Formed in 1977, OZ released five albums and gained a lot of attention. However, with the development of other, heavier genres like Melodic Death Metal, the interest to Heavy metal music was decreased and in 1991 OZ declared disband. But in 2010 drummer Mark Ruffneck resurrects OZ, remaining the only member from the original line-up. Since then the band released Burning Leather (2011), Transition State (2017) and not a long time ago OZ released their eights LP named Forced Commandments.

The album mostly sounds as a typical Heavy Metal and NWOBHM with a slight deviation to Power Metal (“The Ritual”). Nevertheless, this music can’t be called boring: powerful sound, good rhythm-section and distinct guitar riffs do their job well, making the listener to nod his head involuntarily.

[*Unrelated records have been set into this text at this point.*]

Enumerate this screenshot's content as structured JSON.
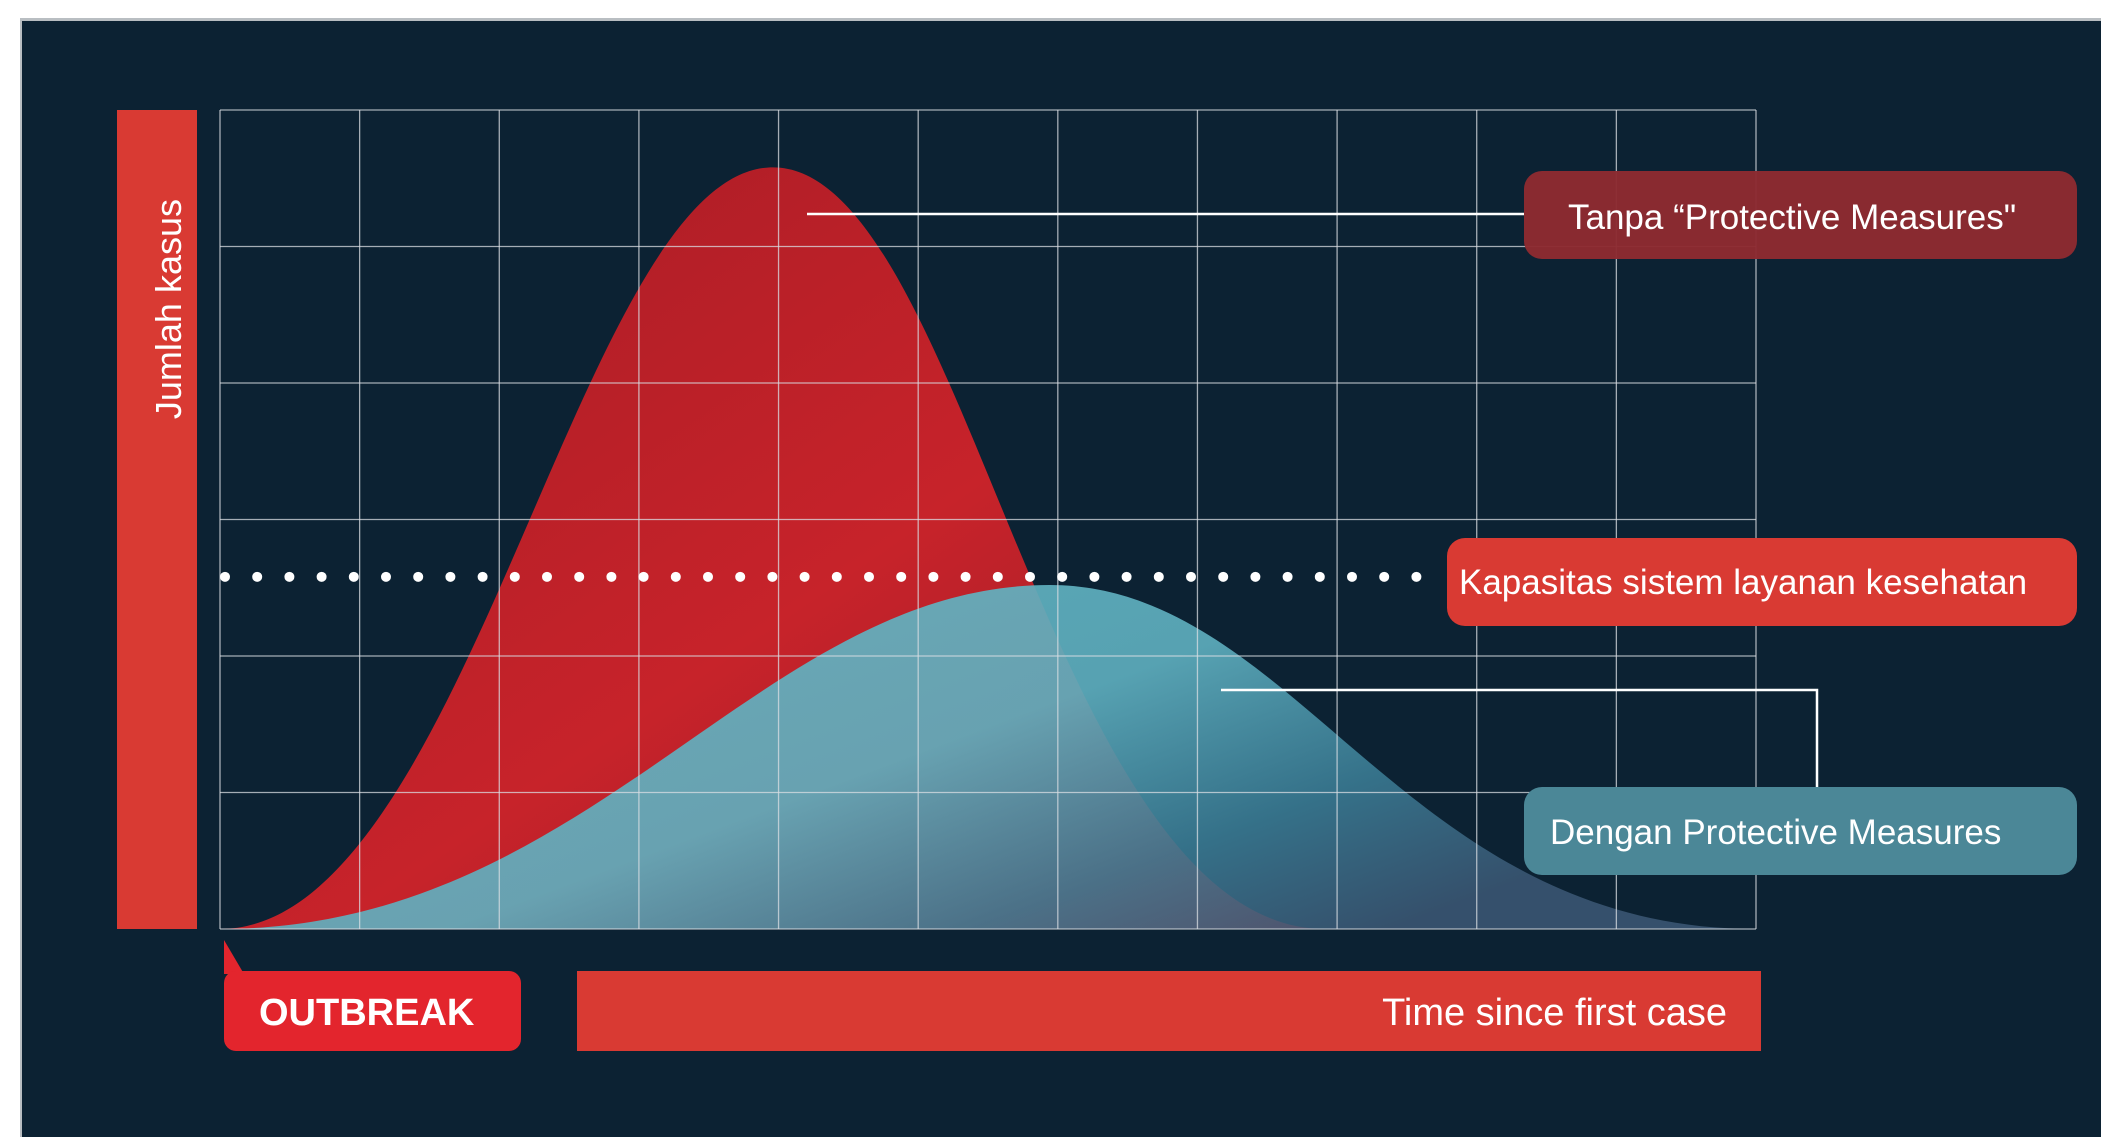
{
  "chart_data": {
    "type": "area",
    "ylabel": "Jumlah kasus",
    "xlabel": "Time since first case",
    "start_marker": "OUTBREAK",
    "capacity_label": "Kapasitas sistem layanan kesehatan",
    "capacity_level": 0.43,
    "series": [
      {
        "name": "Tanpa “Protective Measures\"",
        "peak_x": 0.36,
        "peak_y": 0.93,
        "end_x": 0.72,
        "color": "#b31e26"
      },
      {
        "name": "Dengan Protective Measures",
        "peak_x": 0.54,
        "peak_y": 0.42,
        "end_x": 1.0,
        "color": "#5fb5c4"
      }
    ],
    "grid": true,
    "grid_columns": 11,
    "grid_rows": 6,
    "xlim": [
      0,
      1
    ],
    "ylim": [
      0,
      1
    ]
  },
  "colors": {
    "background": "#0c2233",
    "accent_red": "#d93a33",
    "outbreak_red": "#e3252d",
    "label_dark_red": "#8d2a31",
    "label_teal": "#4b8797",
    "grid": "#d9dee3"
  }
}
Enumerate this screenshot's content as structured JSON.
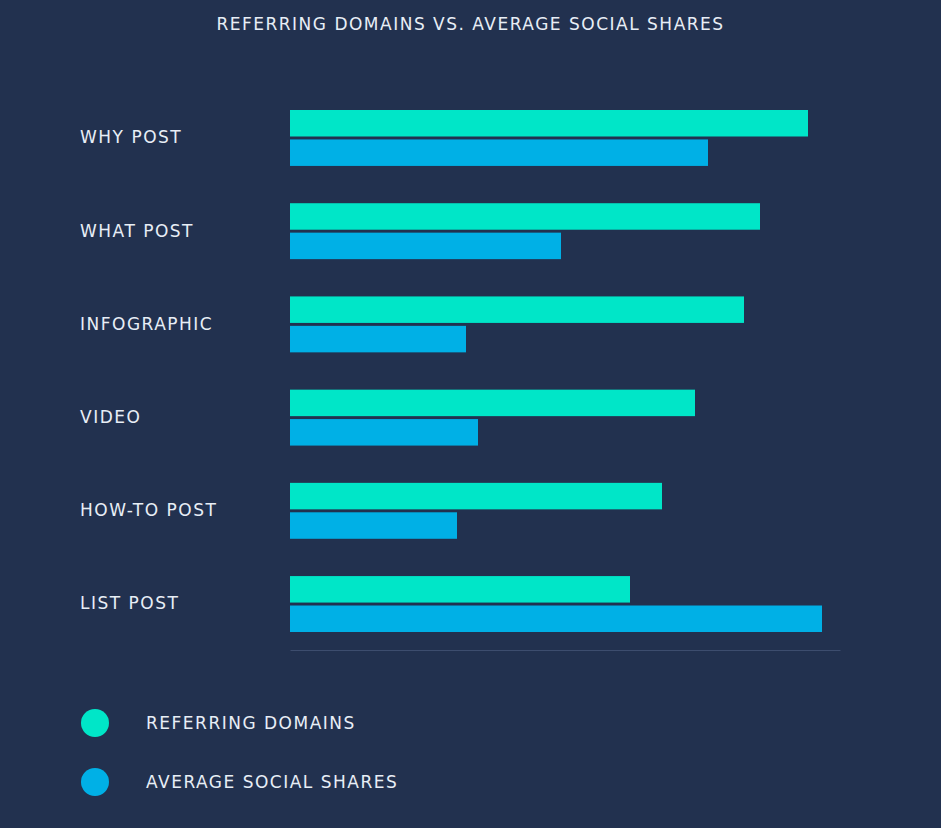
{
  "chart_data": {
    "type": "bar",
    "title": "REFERRING DOMAINS VS. AVERAGE SOCIAL SHARES",
    "orientation": "horizontal",
    "categories": [
      "WHY POST",
      "WHAT POST",
      "INFOGRAPHIC",
      "VIDEO",
      "HOW-TO POST",
      "LIST POST"
    ],
    "series": [
      {
        "name": "REFERRING DOMAINS",
        "color": "#00e6c8",
        "values": [
          518,
          470,
          454,
          405,
          372,
          340
        ]
      },
      {
        "name": "AVERAGE SOCIAL SHARES",
        "color": "#00b0e6",
        "values": [
          418,
          271,
          176,
          188,
          167,
          532
        ]
      }
    ],
    "xlim": [
      0,
      550
    ],
    "tick_labels": false,
    "grid": false,
    "legend": "bottom-left"
  }
}
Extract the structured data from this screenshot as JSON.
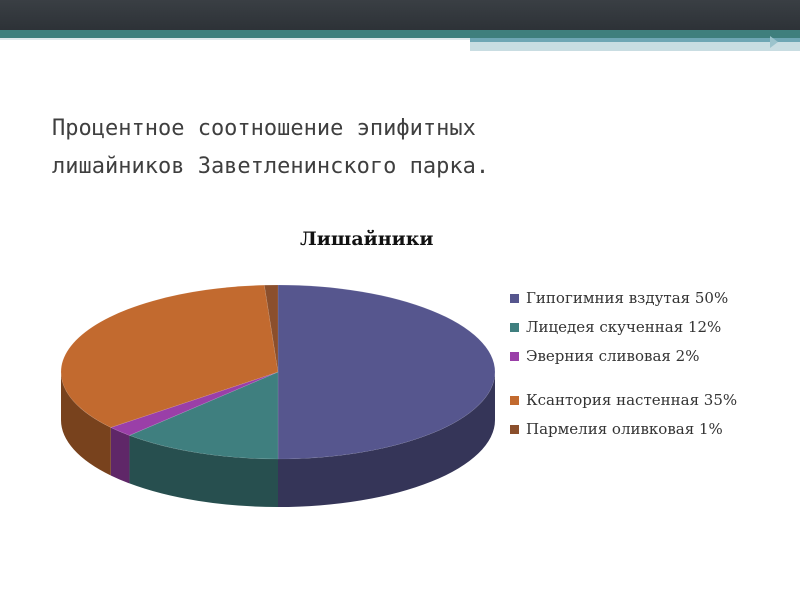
{
  "slide": {
    "title_line1": "Процентное соотношение эпифитных",
    "title_line2": "лишайников Заветленинского парка."
  },
  "chart_data": {
    "type": "pie",
    "title": "Лишайники",
    "categories": [
      "Гипогимния вздутая 50%",
      "Лицедея скученная 12%",
      "Эверния сливовая 2%",
      "Ксантория настенная 35%",
      "Пармелия оливковая 1%"
    ],
    "values": [
      50,
      12,
      2,
      35,
      1
    ],
    "colors": [
      "#56568e",
      "#3f7f7f",
      "#9a3fa8",
      "#c26a2f",
      "#8b4f2c"
    ],
    "legend": "right"
  }
}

First of all, I want to emphasize the great work of guitarists Jhonny Cross and Juzzy Kangas: these guys are really good guitar duo in the finest tradition of Heavy metal. They got some interesting riffs, which can be NWOBHM (“Prison Of Time”, “Revival”) or Power Metal or just good fast-paced guitar work (“Liar”). Their solos are excellent as well: neo-classic in “Spiders”, technical and melodic in “Switchblade Alley” and “Break Out” (which is stated as bonus-track for some reason, though it fits this album perfectly). Generally, there is a lot of impressive guitar work here.

Vince Koivula’s raspy vocal reminds of Udo Dirkschneider a little bit, but with a wider range. From the opener “Goin’ Down” Vince impresses with its expressiveness, shows all his skills in “Prison Of Time” and in “Revival” his vocal completely sounds like a young Udo.

Peppi Peltola’s bass also played significant role in this album: in almost seven minutes long “Switchblade Alley” bass line is a foundation, the bone of the song, on which all other instruments are based. The same thing happened with “Liar”, where pronounced bass sounds equally with other instruments, making song heavier.

And of course, there is a ballad in Forced Commandments, like in almost all heavy Metal albums: great “Long And Lonely Road” with acoustic guitar, heartfelt vocal, really nice solo and other things, typical for Heavy ballads. This song is not only the albums adornment; it also gives the listener a break before ending songs and bonus-tracks.

All in all, OZ managed to write a solid, fast-paced and very melodic Heavy Metal album. But its main advantage that it doesn’t sounds boring. There are some catchy songs here, some less catchy, but there is no song here you’d want to skip. And I think it’s really cool to create such thing, especially in our world, overfilled with music.

Forced Commandments was released on May, 22 via Massacre Records.